Я вытер лоб, всё еще не веря своим глазам, полностью игнорируя накопившийся на низ сок. Бункер, здесь? В этом чертовом забытом месте? Да еще столь отлично сохранившийся? Я подошел ближе и несколько раз, прошелся по обступившим массивную железную дверь, сорнякам. Это было невероятно.

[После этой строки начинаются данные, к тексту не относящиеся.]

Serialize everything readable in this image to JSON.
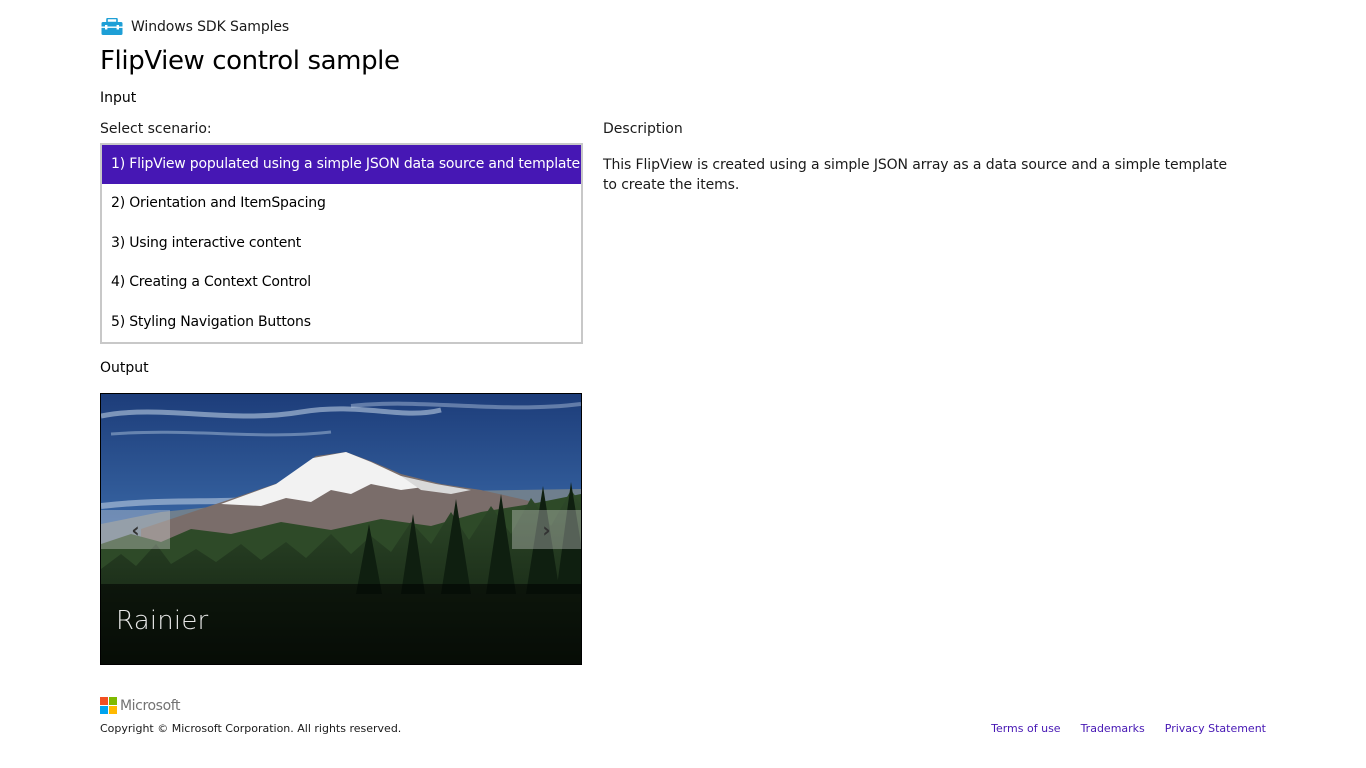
{
  "header": {
    "app_icon": "toolbox-icon",
    "app_title": "Windows SDK Samples",
    "page_title": "FlipView control sample"
  },
  "input": {
    "section_label": "Input",
    "select_label": "Select scenario:",
    "scenarios": [
      {
        "label": "1) FlipView populated using a simple JSON data source and template",
        "selected": true
      },
      {
        "label": "2) Orientation and ItemSpacing",
        "selected": false
      },
      {
        "label": "3) Using interactive content",
        "selected": false
      },
      {
        "label": "4) Creating a Context Control",
        "selected": false
      },
      {
        "label": "5) Styling Navigation Buttons",
        "selected": false
      }
    ],
    "description_label": "Description",
    "description_text": "This FlipView is created using a simple JSON array as a data source and a simple template to create the items."
  },
  "output": {
    "section_label": "Output",
    "flipview": {
      "image_subject": "mountain landscape",
      "caption": "Rainier",
      "prev_icon": "chevron-left-icon",
      "next_icon": "chevron-right-icon",
      "prev_glyph": "‹",
      "next_glyph": "›"
    }
  },
  "footer": {
    "logo_text": "Microsoft",
    "logo_colors": [
      "#f25022",
      "#7fba00",
      "#00a4ef",
      "#ffb900"
    ],
    "copyright": "Copyright © Microsoft Corporation. All rights reserved.",
    "links": [
      "Terms of use",
      "Trademarks",
      "Privacy Statement"
    ]
  },
  "colors": {
    "accent": "#4617b4",
    "selected_text": "#ffffff",
    "link": "#4617b4",
    "icon": "#1e9fd6"
  }
}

Это же реально был вход в бункер, причем, выполненный по всем военным гостам, едва ли не с метровой бетонной стенкой.

Я попытался просунуть между створок дверей лезвие ножа. Оказалось, даже годы, проведенные здесь, не смогли хоть немного помочь раздвинуть этот видимо закаленный металл. Я посмотрел вокруг, всё что меня окружало это чертовы кусты борщевика и ни одного намека, на какой—либо необходимый для такого дела инструмент.

Я выдохнул и облокотился о холодный бетон. Потом медленно сползи и уселся на землю, опустив руки на колени и прислушиваясь к приближающемся вдалеке мотору. Нет, теперь я точно понимал, что даже если этот бункер окажется совершенно пустым, мне придется задержаться тут как минимум на пару недель. А ведь, я обещал профессору, вернуться через несколько дней.